Para toda e qualquer ação de um servidor público, corresponde uma explicação, que lhe dá fundamento de base e de direito. Esse princípio da Administração Pública denomina-se
- A)impessoalidade.
Impessoalidade não trata da necessidade de explicar o ato, mas da atuação objetiva, sem favoritismos ou perseguição.
- B)motivação.
Correta, porque motivação é a exigência de expor as razões de fato e de direito que sustentam a atuação administrativa.
- C)proporcionalidade.
Proporcionalidade é o dever de escolher medidas adequadas, necessárias e equilibradas, não o de justificar formalmente o ato.
- D)eficiência.
Eficiência se refere a desempenho, ეკონომia e bons resultados na atuação administrativa, não à explicação do fundamento do ato.
- E)igualdade.
Igualdade está ligada ao tratamento isonômico dos administrados, e não à necessidade de motivar a decisão administrativa.
Gabarito: B
O princípio que exige que a Administração explique os motivos de seus atos é o da motivação.
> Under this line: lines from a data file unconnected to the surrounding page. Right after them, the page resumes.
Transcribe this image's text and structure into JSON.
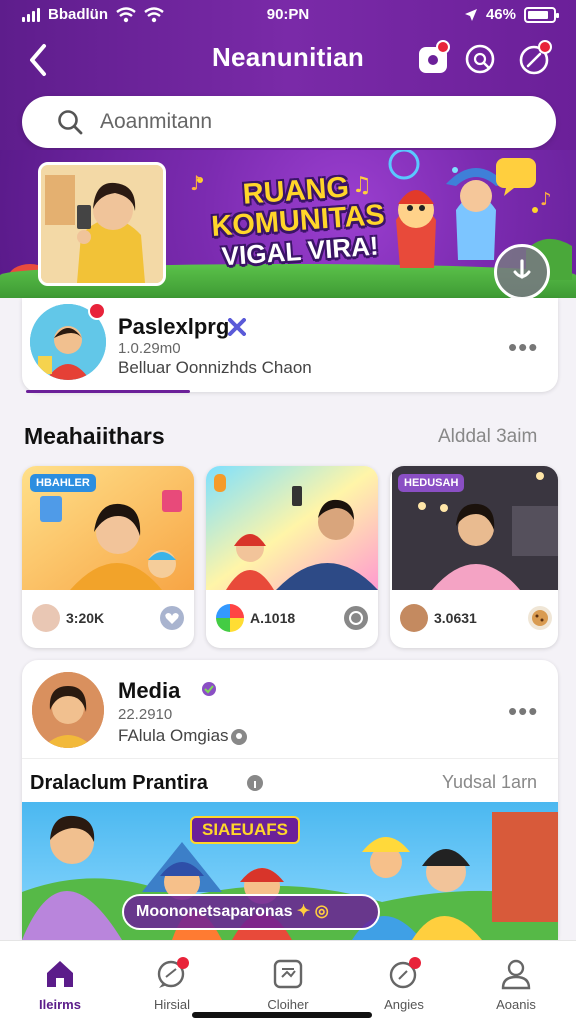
{
  "status": {
    "carrier": "Bbadlün",
    "time": "90:PN",
    "battery": "46%"
  },
  "header": {
    "title": "Neanunitian",
    "back_icon": "chevron-left-icon",
    "notif_badge_1": "",
    "notif_badge_2": ""
  },
  "search": {
    "placeholder": "Aoanmitann"
  },
  "banner": {
    "line1": "RUANG",
    "line2": "KOMUNITAS",
    "line3": "VIGAL VIRA!",
    "photo_caption": ""
  },
  "post1": {
    "name": "Paslexlprg",
    "meta": "1.0.29m0",
    "sub": "Belluar Oonnizhds Chaon",
    "more": "•••"
  },
  "section": {
    "title": "Meahaiithars",
    "link": "Alddal 3aim"
  },
  "videos": [
    {
      "tag": "HBAHLER",
      "stat": "3:20K"
    },
    {
      "tag": "",
      "stat": "A.1018"
    },
    {
      "tag": "HEDUSAH",
      "stat": "3.0631"
    }
  ],
  "post2": {
    "name": "Media",
    "meta": "22.2910",
    "sub": "FAlula Omgias",
    "more": "•••"
  },
  "feature": {
    "title": "Dralaclum Prantira",
    "link": "Yudsal 1arn",
    "badge": "SIAEUAFS",
    "caption": "Moononetsaparonas"
  },
  "nav": [
    {
      "label": "Ileirms",
      "icon": "home-icon"
    },
    {
      "label": "Hirsial",
      "icon": "chat-icon"
    },
    {
      "label": "Cloiher",
      "icon": "media-icon"
    },
    {
      "label": "Angies",
      "icon": "bell-icon"
    },
    {
      "label": "Aoanis",
      "icon": "profile-icon"
    }
  ],
  "colors": {
    "brand": "#6b2099",
    "accent": "#ffd62a",
    "badge": "#e8233a"
  }
}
Em outras palavras: não basta agir, tem que mostrar por que agiu. Isso é importante para permitir controle, transparência e fiscalização do ato administrativo, inclusive pelo Judiciário e pelo próprio administrado. Na prática, a motivação é a “prestação de contas” do ato administrativo. Ela indica os fatos e os fundamentos jurídicos que sustentam a decisão. A Lei 9.784/1999, no art. 2º, e especialmente no art. 50, trata da motivação como regra para os atos administrativos, sobretudo quando neguem, limitem ou afetem direitos. Por isso o gabarito é a letra B. A frase da questão descreve exatamente essa ideia: para cada ação do servidor ou da Administração deve existir uma explicação fundamentada, de base fática e jurídica. Sem motivação, o ato fica frágil, opaco e mais difícil de controlar. Não confunda com impessoalidade ou eficiência. Aqui o foco não é tratar todos de forma igual ou buscar o melhor resultado com menos recursos, e sim justificar a decisão com clareza e fundamento.